Chapter 37: 7-9
The Laws of Immersing Utensils
7. When a Jew gives a raw silver or other metals to a gentile craftsman to fashion a utensil, he should immerse it without a blessing. The same law applies when he employs a gentile to repair a vessel with a leak serious enough to prevent it from containing a revi'is of liquid.
8. [Our Sages stated that only Kli Seuda (utensils or vessels used for a meal) must be immersed. This category included:] utensils or vessels which are used for food that can be eaten immediately without any other preparatory steps.
Thus, the iron tools used to prepare matzos and the needle used to sew stuffed foods, and the like , need not be immersed. Nevertheless, a slaughtering knife and, similarly, the knife used to skin an animal must be immersed without a blessing, since these knives can also be used for food that has been cooked. The same law applies to the trays upon which matzos are placed.

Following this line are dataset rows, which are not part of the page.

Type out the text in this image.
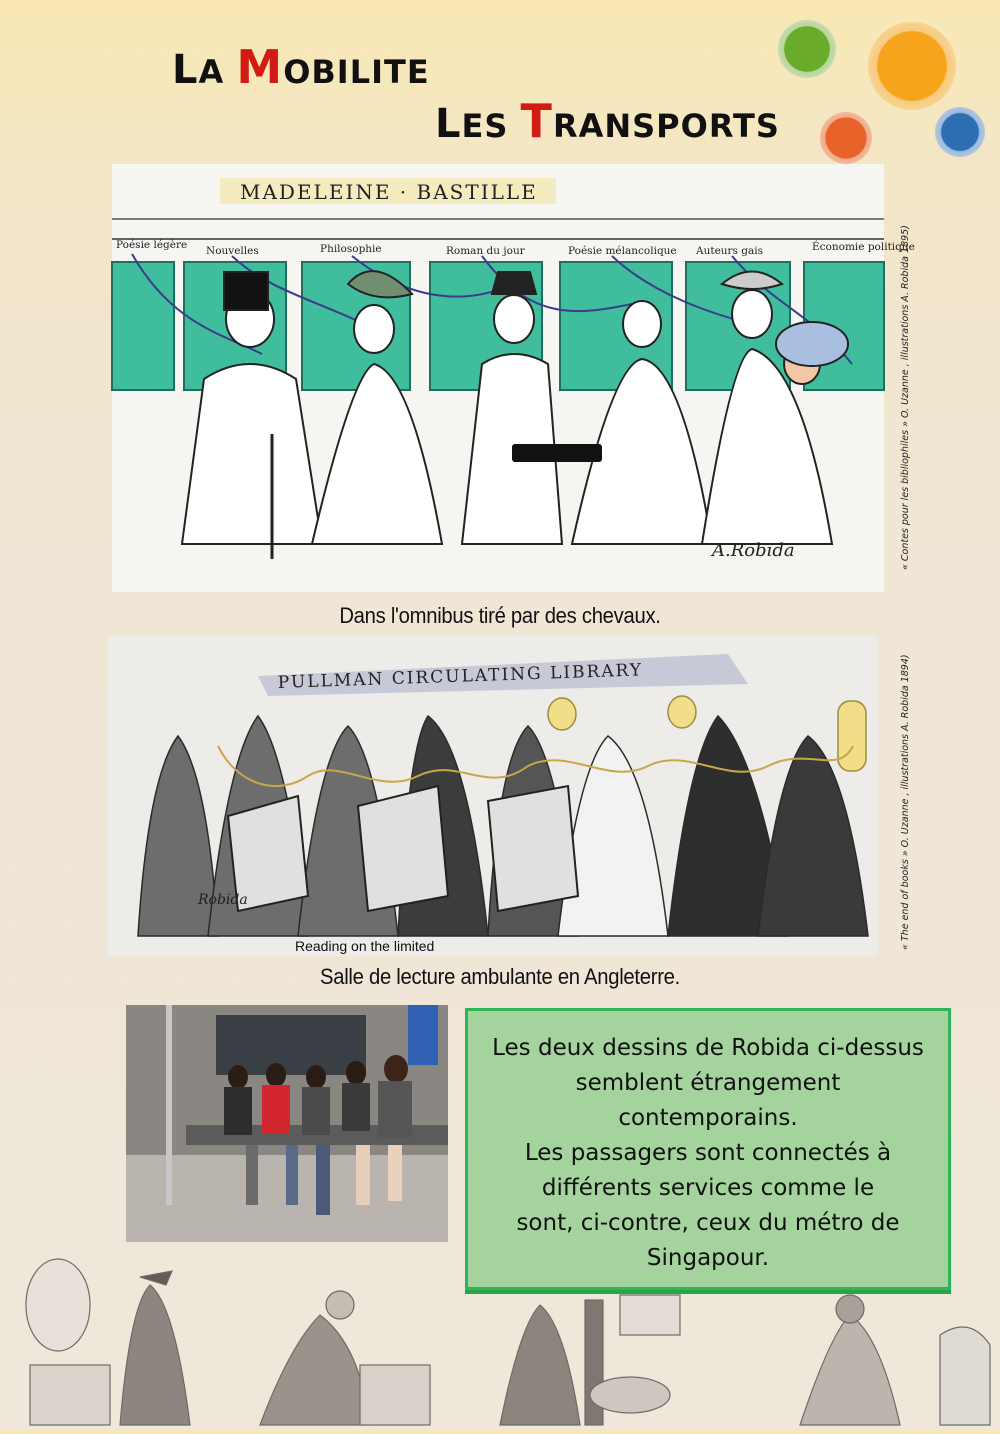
LA MOBILITE
LES TRANSPORTS
MADELEINE · BASTILLE
Poésie légère Nouvelles	Philosophie	Roman du jour	Poésie mélancolique Auteurs gais	Économie politique
A.Robida
Dans l'omnibus tiré par des chevaux.
« Contes pour les bibliophiles » O. Uzanne , illustrations A. Robida 1895)
PULLMAN CIRCULATING LIBRARY
Robida
Reading on the limited
Salle de lecture ambulante en Angleterre.
« The end of books » O. Uzanne , illustrations A. Robida 1894)
Les deux dessins de Robida ci-dessus
semblent étrangement
contemporains.
Les passagers sont connectés à
différents services comme le
sont, ci-contre, ceux du métro de
Singapour.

A tripod on which pots are placed does not need to be immersed, since the food itself does not touch it. However, a spit used to roast meat should be immersed and a blessing recited.

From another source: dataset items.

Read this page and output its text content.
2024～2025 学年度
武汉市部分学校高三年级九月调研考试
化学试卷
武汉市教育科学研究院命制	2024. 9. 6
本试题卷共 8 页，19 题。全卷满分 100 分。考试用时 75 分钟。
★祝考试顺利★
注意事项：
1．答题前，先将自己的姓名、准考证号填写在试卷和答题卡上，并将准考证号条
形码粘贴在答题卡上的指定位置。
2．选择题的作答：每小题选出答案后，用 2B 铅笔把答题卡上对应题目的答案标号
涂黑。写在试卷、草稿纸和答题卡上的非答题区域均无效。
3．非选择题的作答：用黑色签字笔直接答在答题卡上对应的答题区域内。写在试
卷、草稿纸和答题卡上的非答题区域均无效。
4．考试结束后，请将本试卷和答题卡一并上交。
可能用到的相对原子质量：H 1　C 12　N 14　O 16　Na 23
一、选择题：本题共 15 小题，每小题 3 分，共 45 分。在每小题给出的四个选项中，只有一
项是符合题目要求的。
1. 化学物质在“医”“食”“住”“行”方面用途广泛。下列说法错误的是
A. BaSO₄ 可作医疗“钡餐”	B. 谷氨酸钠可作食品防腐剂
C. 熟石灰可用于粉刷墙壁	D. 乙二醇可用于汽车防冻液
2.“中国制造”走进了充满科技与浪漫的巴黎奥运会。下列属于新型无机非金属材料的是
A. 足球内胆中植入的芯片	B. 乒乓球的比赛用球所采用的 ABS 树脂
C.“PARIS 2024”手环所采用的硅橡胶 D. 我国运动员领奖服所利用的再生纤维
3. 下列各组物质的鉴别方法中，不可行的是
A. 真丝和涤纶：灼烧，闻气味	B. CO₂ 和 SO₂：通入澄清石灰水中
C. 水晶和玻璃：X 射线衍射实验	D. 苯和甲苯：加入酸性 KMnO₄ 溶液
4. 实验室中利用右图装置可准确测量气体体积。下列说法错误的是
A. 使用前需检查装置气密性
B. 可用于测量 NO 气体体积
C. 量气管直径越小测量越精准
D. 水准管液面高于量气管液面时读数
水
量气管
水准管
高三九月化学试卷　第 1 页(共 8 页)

Some opinions maintain that bottles which are merely used to hold liquids and pour from them into cups, rather than to be drunk from directly, are not considered to be vessels used for a meal and need not be immersed. Others require that they be immersed. Hence, they should be immersed without a blessing.
9. A pepper mill must be immersed because of its metal parts. However, the lower receptacle into which the spices fall need not be immersed, because it is made of wood. (Coffee grinders should be immersed without reciting a blessing.)